GitHub is extending Copilot’s next edit suggestions (NES) to JetBrains’ suite of IDEs, taking the AI-powered editing feature beyond Microsoft’s own developer tools for the first time.
Additionally, GitHub announced that Code Review, its automated pull request review assistant, is also now available in JetBrains IDEs and Visual Studio. This follows five months after Code Review formally launched for GitHub.com and VS Code, later expanding to Apple’s Xcode.
Using Copilot NES and code review with JetBrains
GitHub first introduced NES alongside its new Agent Mode back in February, starting out in VS Code before landing in Visual Studio 2022 a few months later.
While Copilot has enabled inline code completions since its inception back in 2021, next edit suggestions brings a different mode of assistance to the mix, with the promise of structured, follow-up edits after code is already written, rather than simply predicting the next line as you type.
For example, instead of suggesting the next line in a function, NES might propose adding error handling to an API call or updating a corresponding test case. The suggestion appears as a discrete edit preview in the editor, which you can accept, reject, or tweak — typically with a single keystroke, such as hitting Tab to apply it directly.
It can also recognize when you’ve shifted the underlying intent of your code and propose matching updates elsewhere. As per this example from Microsoft’s documentation, a refactor from a two-dimensional Point
class to a Point3D
prompts NES to automatically extend the distance-calculation method with the new z
coordinate, ensuring the rest of the implementation reflects the broader change without the developer having to chase it down manually.

Code review, meanwhile, operates at the pull request level. Instead of editing code directly, it surfaces AI-generated comments on proposed changes. For example, it can flag a missing null check, suggest clearer naming, or highlight missing input validation — as in this example, where Copilot recommends parsing the age
field as an integer, adding a guard clause to catch invalid values before proceeding.

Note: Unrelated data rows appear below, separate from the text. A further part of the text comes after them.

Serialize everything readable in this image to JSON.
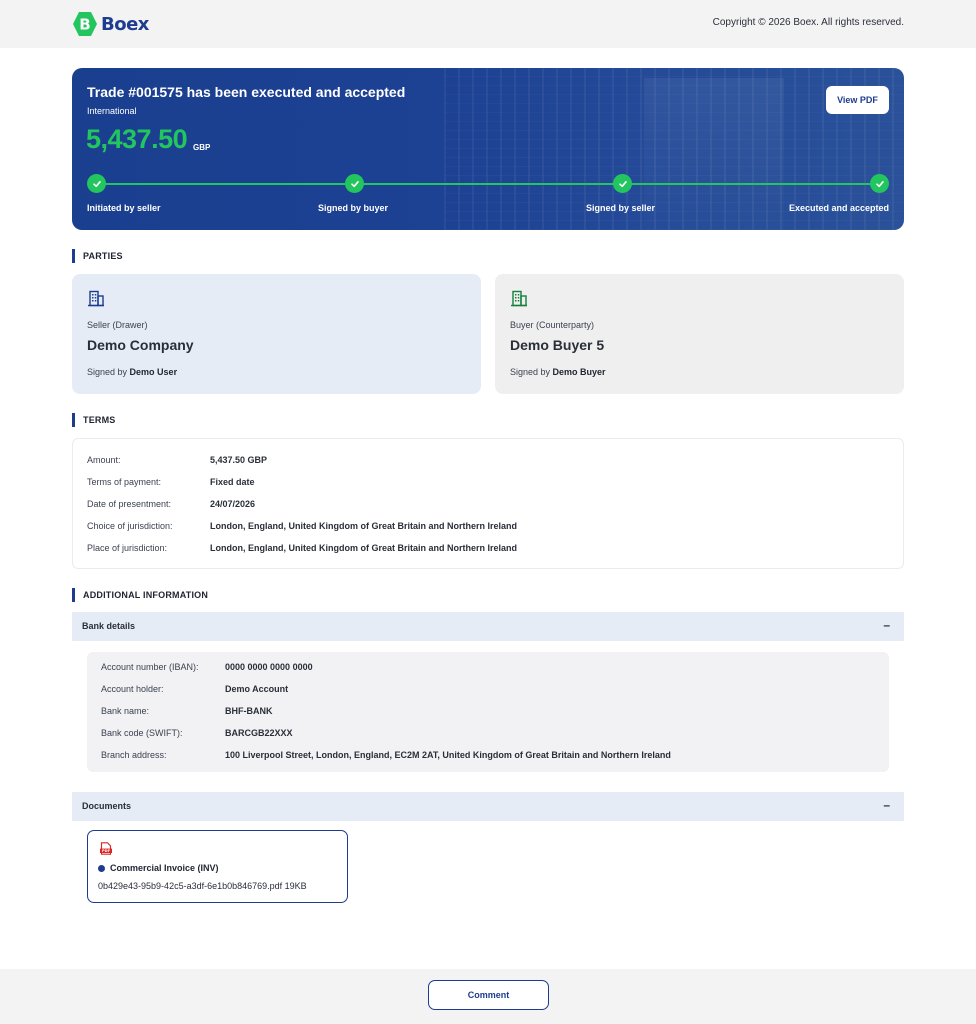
{
  "brand": {
    "name": "Boex",
    "logo_letter": "B"
  },
  "copyright": "Copyright © 2026 Boex. All rights reserved.",
  "trade": {
    "title": "Trade #001575 has been executed and accepted",
    "type": "International",
    "amount": "5,437.50",
    "currency": "GBP",
    "view_pdf_label": "View PDF",
    "steps": [
      "Initiated by seller",
      "Signed by buyer",
      "Signed by seller",
      "Executed and accepted"
    ],
    "progress_completed_steps": 4
  },
  "sections": {
    "parties": "PARTIES",
    "terms": "TERMS",
    "additional": "ADDITIONAL INFORMATION"
  },
  "parties": {
    "seller": {
      "role": "Seller (Drawer)",
      "name": "Demo Company",
      "signed_prefix": "Signed by",
      "signed_by": "Demo User"
    },
    "buyer": {
      "role": "Buyer (Counterparty)",
      "name": "Demo Buyer 5",
      "signed_prefix": "Signed by",
      "signed_by": "Demo Buyer"
    }
  },
  "terms": [
    {
      "label": "Amount:",
      "value": "5,437.50 GBP"
    },
    {
      "label": "Terms of payment:",
      "value": "Fixed date"
    },
    {
      "label": "Date of presentment:",
      "value": "24/07/2026"
    },
    {
      "label": "Choice of jurisdiction:",
      "value": "London, England, United Kingdom of Great Britain and Northern Ireland"
    },
    {
      "label": "Place of jurisdiction:",
      "value": "London, England, United Kingdom of Great Britain and Northern Ireland"
    }
  ],
  "bank": {
    "header": "Bank details",
    "toggle": "–",
    "rows": [
      {
        "label": "Account number (IBAN):",
        "value": "0000 0000 0000 0000"
      },
      {
        "label": "Account holder:",
        "value": "Demo Account"
      },
      {
        "label": "Bank name:",
        "value": "BHF-BANK"
      },
      {
        "label": "Bank code (SWIFT):",
        "value": "BARCGB22XXX"
      },
      {
        "label": "Branch address:",
        "value": "100 Liverpool Street, London, England, EC2M 2AT, United Kingdom of Great Britain and Northern Ireland"
      }
    ]
  },
  "documents": {
    "header": "Documents",
    "toggle": "–",
    "items": [
      {
        "icon": "pdf-file-icon",
        "icon_text": "PDF",
        "title": "Commercial Invoice (INV)",
        "file": "0b429e43-95b9-42c5-a3df-6e1b0b846769.pdf 19KB"
      }
    ]
  },
  "footer": {
    "comment_label": "Comment"
  },
  "colors": {
    "primary": "#1d3c8f",
    "success": "#22c55e",
    "seller_card": "#e6ecf6",
    "buyer_card": "#efefef"
  }
}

What the community is saying about Copilot and JetBrains
While NES in its original rollout was useful for developers working in VS Code, the community was quick to call for broader support. On Hacker News, many pointed to JetBrains IDEs in particular, noting frustrations with GitHub’s underdeveloped JetBrains plugin while comparing the experience to third-party tools like Cursor.
“They'd better get on the IntelliJ integration fast – if I'm going to switch editors in order to use an LLM coding assistant, I may as well just switch to Cursor, which has a strong head start on them on the assistant and also has a much better autocomplete,” one community member wrote.
With Copilot’s NES for JetBrains’s IDEs now in tow, GitHub has addressed these concerns to a degree, bringing the feature into one of the most widely used third-party developer environments.
In the wake of the launch, however, some in the community again referenced GitHub’s buggy JetBrains plugin. One Reddit user summed up the frustration bluntly: “Too bad the plugin is an unusable buggy mess that destroys linting when the chat is open (not even in use!).”
They linked to a GitHub issue from June, describing how keeping the Copilot chat panel open could slow down linting in WebStorm (JetBrains’ JavaScript and TypeScript IDE), with performance returning to normal once the panel was closed.
This was a recurring theme. With reference to code review for JetBrains, one Reddit community member lamented a broken suggestion in Rider [JetBrains’ IDE for .NET/C\#\], where Copilot split the public
keyword into “pub lic”.
“As always, the JetBrains plugin is a disaster,” they wrote. “After today's update, I tried it in the latest Rider [JetBrains’ IDE for .NET/C\#\] code review, and it generated a ‘pub lic’ method.”
How to access NES and code review in JetBrains
Next edit suggestions remains in public preview for JetBrains IDEs, including IntelliJ IDEA, PyCharm, and WebStorm, with GitHub cautioning that the interface and behavior may change before general release.
To activate NES, developers need to head to Settings → GitHub Copilot → Completions → Enable Next Edit Suggestions (NES). Once activated, suggestions appear automatically, and can be accepted with the Tab key (default) or via the gutter menu.
Code review, by contrast, is now generally available across the JetBrains suite. Developers can invoke it from the pull request context menu in the IDE by selecting Copilot → Request a Review, or by enabling code review in the GitHub Copilot plugin settings.